Srimoolanathar Temple is a Hindu temple dedicated to the deity Shiva, located at Keezhaiththanjavur in Nagapattinam district, Tamil Nadu, India.

==Vaippu Sthalam==
It is one of the shrines of the Vaippu Sthalams sung by Tamil Saivite Nayanar Sundarar. This place is also known as Keelatthanjavur and Marukal Nattu Thanjai.

==Presiding deity==
The presiding deity in the garbhagriha, represented by the lingam, is known as Srimoolanathar. The Goddess is known as
 Akilandesvari.

==Specialities==
This is the birthplace of Seruthunai Nayanar. The presiding deity was worshipped by Seruthunai Nayanar and Kalarsinga Nayanar. Sundarar praises the deity in his song 'Thazhalum Meniyar'. The deity likes this place and other places such as Chotruthurai, Pazhalam, Pambani, Pamburam and Thanjakkai. Seruthunai Nayanar was born in the Chola country. He was an ardent Shiva devotee. He expressed all his thoughts at the feet of Shiva.

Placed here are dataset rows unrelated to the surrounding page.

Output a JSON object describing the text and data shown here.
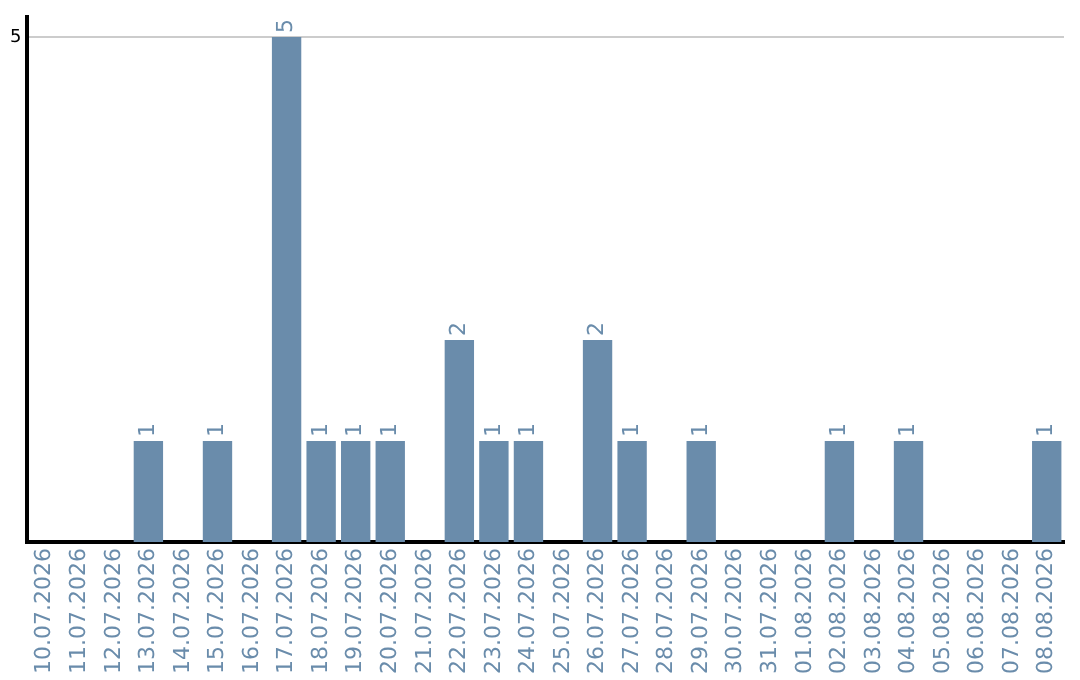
{
  "chart_data": {
    "type": "bar",
    "categories": [
      "10.07.2026",
      "11.07.2026",
      "12.07.2026",
      "13.07.2026",
      "14.07.2026",
      "15.07.2026",
      "16.07.2026",
      "17.07.2026",
      "18.07.2026",
      "19.07.2026",
      "20.07.2026",
      "21.07.2026",
      "22.07.2026",
      "23.07.2026",
      "24.07.2026",
      "25.07.2026",
      "26.07.2026",
      "27.07.2026",
      "28.07.2026",
      "29.07.2026",
      "30.07.2026",
      "31.07.2026",
      "01.08.2026",
      "02.08.2026",
      "03.08.2026",
      "04.08.2026",
      "05.08.2026",
      "06.08.2026",
      "07.08.2026",
      "08.08.2026"
    ],
    "values": [
      0,
      0,
      0,
      1,
      0,
      1,
      0,
      5,
      1,
      1,
      1,
      0,
      2,
      1,
      1,
      0,
      2,
      1,
      0,
      1,
      0,
      0,
      0,
      1,
      0,
      1,
      0,
      0,
      0,
      1
    ],
    "value_labels": [
      null,
      null,
      null,
      "1",
      null,
      "1",
      null,
      "5",
      "1",
      "1",
      "1",
      null,
      "2",
      "1",
      "1",
      null,
      "2",
      "1",
      null,
      "1",
      null,
      null,
      null,
      "1",
      null,
      "1",
      null,
      null,
      null,
      "1"
    ],
    "color": "#6a8cab",
    "ylim": [
      0,
      5.2
    ],
    "yticks": [
      5
    ],
    "grid": "y"
  }
}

He did yeoman service to Shiva devotees. Those who commit any wrong to the Shiva followers will be punished by him. He also worshipped Thyagaraja of Thiruvarur and did service. Once when Seruthunai Nayanar was sitting in the mandapa of the temple, wife of Pallava king Kadavarkon Kalarsingan, smelt the flower which was meant for the puja of the deity. Enraged over the incident Nayanar cut off the nose of the wife of the king and informed this to him. On seeing the devotion to the deity he was impressed. Shiva blessed one and all. Later he attained the feet of Shiva.

==Structure==
On either side of the temple, temple tanks are found. The shrine of Seruthunai Nayanar is also found in this temple. In the prakara shrines of Bairava, Mahalakshmi, Chandra and Sanisvara. Very near to this temple, a temple connected with Ramayanam is found. In that temple five lingams worshipped by Panchapandavas are found. There is also lingas worshipped by Rama.

==Location==
The temple is located near Putthakaram bridge in Tiruvarur-Tirumarugal-Kangalanjeri-Tiruppayatthangudi route. Town buses are plying from Tiruvarur to Tirumarugal. From Tirumarugal, Keelatthanjavur can be reached. From Tiruppayatthangudi, in east, at a distance of 3.5 km. Keelatthanjavur is situated. This temple is opened for worship from 8.00 a.m. to 10.00 a.m. and 4.00 p.m. to 7.00 p.m.